MedWire News: An individualized approach to prostate cancer screening that relies on pre-biopsy information in addition to prostate-specific antigen (PSA) test results, could reduce the number of unnecessary biopsies, study findings show.
This approach misses very few prostate cancer cases for which diagnosis at a subsequent screening visit might be too late for curative treatment, say Monique Roobol and colleagues.
“A key question is whether all biopsy-detectable prostate cancers should be detected, knowing the numerous studies of overdiagnosis and overtreatment caused by the detection of non-life-threatening or indolent prostate cancer,” says the team, from University Medical Center in Rotterdam, The Netherlands.
The researchers assessed the reduction in potentially unnecessary prostate biopsies using risk profile-based cut-off values as an indicator for biopsy in men with a prostate-specific antigen (PSA) level of 3 ng/ml or more.
Among a cohort of 2147 men, a total of 1850 were biopsied after initial screening and 541 prostate cancers were detected, 44% of which were likely to be indolent. The overall number of cancers found per biopsy done (positive predictive value [PPV]) was 29%.
Of 1359 men available for repeat screening, 568 underwent re-biopsy and 225 prostate cancers were detected.
The researchers calculated the patients’ positive biopsy probabilities based on pre-biopsy information such as age, results of digital rectal examinations, and prostate volume, and deduced a strategy where those with a probability below 12.5% would not have received prostate biopsy, and those whose probability was above would have undergone biopsy.
This strategy would have reduced biopsy rates by 33% and 37% in initially and repeat-biopsied men, respectively, they report. PPV’s would have risen to 38% among the initially screened cohort, and risen from 19% to 25% in the repeat-biopsy cohort.
A total of 14% of all prostate cancers would have been missed at initial screening using this strategy, among which 70% would have been considered indolent and 4% important.
However, prostate cancer in 90% of patients whose disease progressed during follow-up and in 17 of the 18 men who died from the disease would still have been picked up at initial biopsy, with similar rates seen among men who underwent repeat biopsy.
“Instead of trying to detect as many prostate cancer cases as possible by means of lowering biopsy thresholds or repeat biopsy procedures or screening visits, it seems necessary to find ways to detect only those cancers that need to be treated before they become life threatening,” say Roobol et al.
“This study can be considered a plea for a more individualized screening algorithm,” the team concludes.

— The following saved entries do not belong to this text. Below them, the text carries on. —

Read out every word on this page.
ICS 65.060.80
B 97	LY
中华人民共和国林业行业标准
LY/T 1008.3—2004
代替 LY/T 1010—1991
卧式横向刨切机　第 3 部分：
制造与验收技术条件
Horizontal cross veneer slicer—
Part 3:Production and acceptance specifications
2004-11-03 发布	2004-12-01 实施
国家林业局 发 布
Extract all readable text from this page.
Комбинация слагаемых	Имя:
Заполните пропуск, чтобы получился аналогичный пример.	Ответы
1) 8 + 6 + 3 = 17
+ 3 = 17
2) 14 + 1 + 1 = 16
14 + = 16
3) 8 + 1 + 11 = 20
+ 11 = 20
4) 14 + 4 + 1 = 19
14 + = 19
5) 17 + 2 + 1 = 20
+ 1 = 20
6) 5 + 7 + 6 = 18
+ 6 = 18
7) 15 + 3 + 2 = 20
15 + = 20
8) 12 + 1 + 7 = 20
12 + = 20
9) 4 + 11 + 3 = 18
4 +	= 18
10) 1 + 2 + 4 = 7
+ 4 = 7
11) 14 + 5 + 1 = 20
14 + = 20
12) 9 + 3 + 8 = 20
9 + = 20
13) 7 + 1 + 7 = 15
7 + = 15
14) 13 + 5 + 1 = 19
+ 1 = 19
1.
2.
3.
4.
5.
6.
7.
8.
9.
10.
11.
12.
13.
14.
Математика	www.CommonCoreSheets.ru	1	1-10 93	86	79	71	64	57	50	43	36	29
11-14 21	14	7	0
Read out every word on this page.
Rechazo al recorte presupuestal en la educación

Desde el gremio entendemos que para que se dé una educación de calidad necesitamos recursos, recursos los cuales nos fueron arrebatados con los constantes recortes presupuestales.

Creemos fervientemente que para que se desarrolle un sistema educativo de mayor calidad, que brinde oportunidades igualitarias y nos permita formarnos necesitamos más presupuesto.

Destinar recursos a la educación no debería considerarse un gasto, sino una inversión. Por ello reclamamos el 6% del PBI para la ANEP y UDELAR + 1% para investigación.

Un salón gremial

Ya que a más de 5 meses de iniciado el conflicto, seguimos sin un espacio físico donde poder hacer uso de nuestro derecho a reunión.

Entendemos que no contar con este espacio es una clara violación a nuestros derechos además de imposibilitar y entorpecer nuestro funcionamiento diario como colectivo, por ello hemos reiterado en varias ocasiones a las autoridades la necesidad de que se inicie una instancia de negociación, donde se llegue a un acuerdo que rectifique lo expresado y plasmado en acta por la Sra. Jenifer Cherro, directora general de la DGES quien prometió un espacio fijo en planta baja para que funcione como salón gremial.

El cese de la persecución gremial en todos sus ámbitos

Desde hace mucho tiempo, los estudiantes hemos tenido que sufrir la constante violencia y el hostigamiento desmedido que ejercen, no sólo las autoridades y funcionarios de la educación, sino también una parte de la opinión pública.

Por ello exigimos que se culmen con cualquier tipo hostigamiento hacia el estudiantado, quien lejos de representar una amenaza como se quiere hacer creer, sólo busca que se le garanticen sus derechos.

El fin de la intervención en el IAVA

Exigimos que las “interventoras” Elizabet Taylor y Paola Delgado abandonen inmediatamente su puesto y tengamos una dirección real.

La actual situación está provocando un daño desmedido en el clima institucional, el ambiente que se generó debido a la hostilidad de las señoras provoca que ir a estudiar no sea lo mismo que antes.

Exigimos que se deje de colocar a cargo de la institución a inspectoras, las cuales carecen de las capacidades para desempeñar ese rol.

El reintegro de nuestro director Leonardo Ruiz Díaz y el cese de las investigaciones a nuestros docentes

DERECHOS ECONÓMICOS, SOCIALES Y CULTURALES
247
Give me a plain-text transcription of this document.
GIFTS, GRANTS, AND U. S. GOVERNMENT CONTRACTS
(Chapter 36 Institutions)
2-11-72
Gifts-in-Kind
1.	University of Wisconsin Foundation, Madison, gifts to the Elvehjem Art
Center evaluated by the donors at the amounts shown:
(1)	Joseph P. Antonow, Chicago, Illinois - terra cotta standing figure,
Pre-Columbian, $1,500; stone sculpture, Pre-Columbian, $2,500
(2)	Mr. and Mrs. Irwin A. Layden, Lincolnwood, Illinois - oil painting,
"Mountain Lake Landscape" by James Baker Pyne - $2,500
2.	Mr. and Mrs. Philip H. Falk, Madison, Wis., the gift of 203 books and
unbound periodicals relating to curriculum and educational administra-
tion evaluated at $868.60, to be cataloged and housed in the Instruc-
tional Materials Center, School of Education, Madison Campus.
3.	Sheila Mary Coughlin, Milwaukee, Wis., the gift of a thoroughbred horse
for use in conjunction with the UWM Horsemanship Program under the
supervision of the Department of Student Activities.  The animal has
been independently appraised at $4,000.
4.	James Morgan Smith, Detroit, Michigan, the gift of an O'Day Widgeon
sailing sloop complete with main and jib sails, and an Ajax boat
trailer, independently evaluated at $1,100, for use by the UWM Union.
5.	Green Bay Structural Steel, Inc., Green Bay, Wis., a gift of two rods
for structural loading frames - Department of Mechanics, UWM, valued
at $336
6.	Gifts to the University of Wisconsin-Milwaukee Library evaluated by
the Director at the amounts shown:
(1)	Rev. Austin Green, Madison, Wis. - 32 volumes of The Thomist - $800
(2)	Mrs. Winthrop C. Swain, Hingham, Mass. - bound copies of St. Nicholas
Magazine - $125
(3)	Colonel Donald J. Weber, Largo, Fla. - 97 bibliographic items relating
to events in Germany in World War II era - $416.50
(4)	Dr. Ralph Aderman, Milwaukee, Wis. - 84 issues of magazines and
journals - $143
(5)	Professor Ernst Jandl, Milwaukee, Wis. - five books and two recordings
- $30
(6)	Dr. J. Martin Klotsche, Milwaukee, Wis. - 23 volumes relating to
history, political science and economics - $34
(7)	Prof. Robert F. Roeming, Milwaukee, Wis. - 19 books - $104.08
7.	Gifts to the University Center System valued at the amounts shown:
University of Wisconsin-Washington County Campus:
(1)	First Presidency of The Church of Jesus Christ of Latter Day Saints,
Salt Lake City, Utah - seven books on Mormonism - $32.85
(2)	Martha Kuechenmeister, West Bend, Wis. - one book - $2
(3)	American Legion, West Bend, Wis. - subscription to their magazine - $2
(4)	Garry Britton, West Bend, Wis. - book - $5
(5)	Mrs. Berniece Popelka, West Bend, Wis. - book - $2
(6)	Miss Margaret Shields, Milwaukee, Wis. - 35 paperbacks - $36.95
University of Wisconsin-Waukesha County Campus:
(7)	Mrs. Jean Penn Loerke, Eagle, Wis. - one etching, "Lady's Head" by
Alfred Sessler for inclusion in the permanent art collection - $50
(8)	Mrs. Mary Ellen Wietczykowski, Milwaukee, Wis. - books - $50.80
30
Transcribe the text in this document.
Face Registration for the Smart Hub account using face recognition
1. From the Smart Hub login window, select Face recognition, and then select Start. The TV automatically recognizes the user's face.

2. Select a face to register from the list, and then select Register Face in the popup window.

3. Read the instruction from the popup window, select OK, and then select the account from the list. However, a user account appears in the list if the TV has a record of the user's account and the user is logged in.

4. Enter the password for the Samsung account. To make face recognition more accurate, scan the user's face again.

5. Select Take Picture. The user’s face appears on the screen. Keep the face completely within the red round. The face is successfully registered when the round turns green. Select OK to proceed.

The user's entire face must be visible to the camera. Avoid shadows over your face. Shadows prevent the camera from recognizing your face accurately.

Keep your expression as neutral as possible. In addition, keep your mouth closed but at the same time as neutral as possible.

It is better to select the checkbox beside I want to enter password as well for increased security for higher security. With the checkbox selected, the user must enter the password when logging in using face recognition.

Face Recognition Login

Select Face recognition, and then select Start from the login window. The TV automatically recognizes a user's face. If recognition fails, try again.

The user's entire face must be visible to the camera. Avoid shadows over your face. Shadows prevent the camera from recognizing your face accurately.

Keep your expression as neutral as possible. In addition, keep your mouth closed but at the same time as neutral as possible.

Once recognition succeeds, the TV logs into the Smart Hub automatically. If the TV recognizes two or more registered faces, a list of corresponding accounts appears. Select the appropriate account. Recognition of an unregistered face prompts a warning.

MedWire (www.medwire-news.md) is an independent clinical news service provided by Current Medicine Group, a trading division of Springer Healthcare Limited. © Springer Healthcare Ltd; 2010
Yet another study stating that there are too many biopsies being done. Then in the same breath saying that at the current time we are unable to determine pre biopsy if the cancer is one we should find (an aggressive one) or one that is indolent (not aggressive). So… you are the patient and you are there in front of your doctor and told your PSA is high. What do you do? Well, I can tell you what you do. You have the biopsy to see which you are or if you have it at all. So although this article is interesting and timely, it does nothing to guide the patient or the doctor in determining who should have a biopsy. Throw in malpractice issues i.e. an aggressive prostate cancer that just happens not to produce PSA but is still very aggressive. The doctor misses it untill it is too late, the patient rightfully asks why was a biopsy not done in a timely fashion and angry that a cancer was missed. This is not the rule and is uncommon but again, if the odds are one in a hundred and you are the one.. then its 100%. As a urologist some decisions are protective for me and the patient and this is one of them.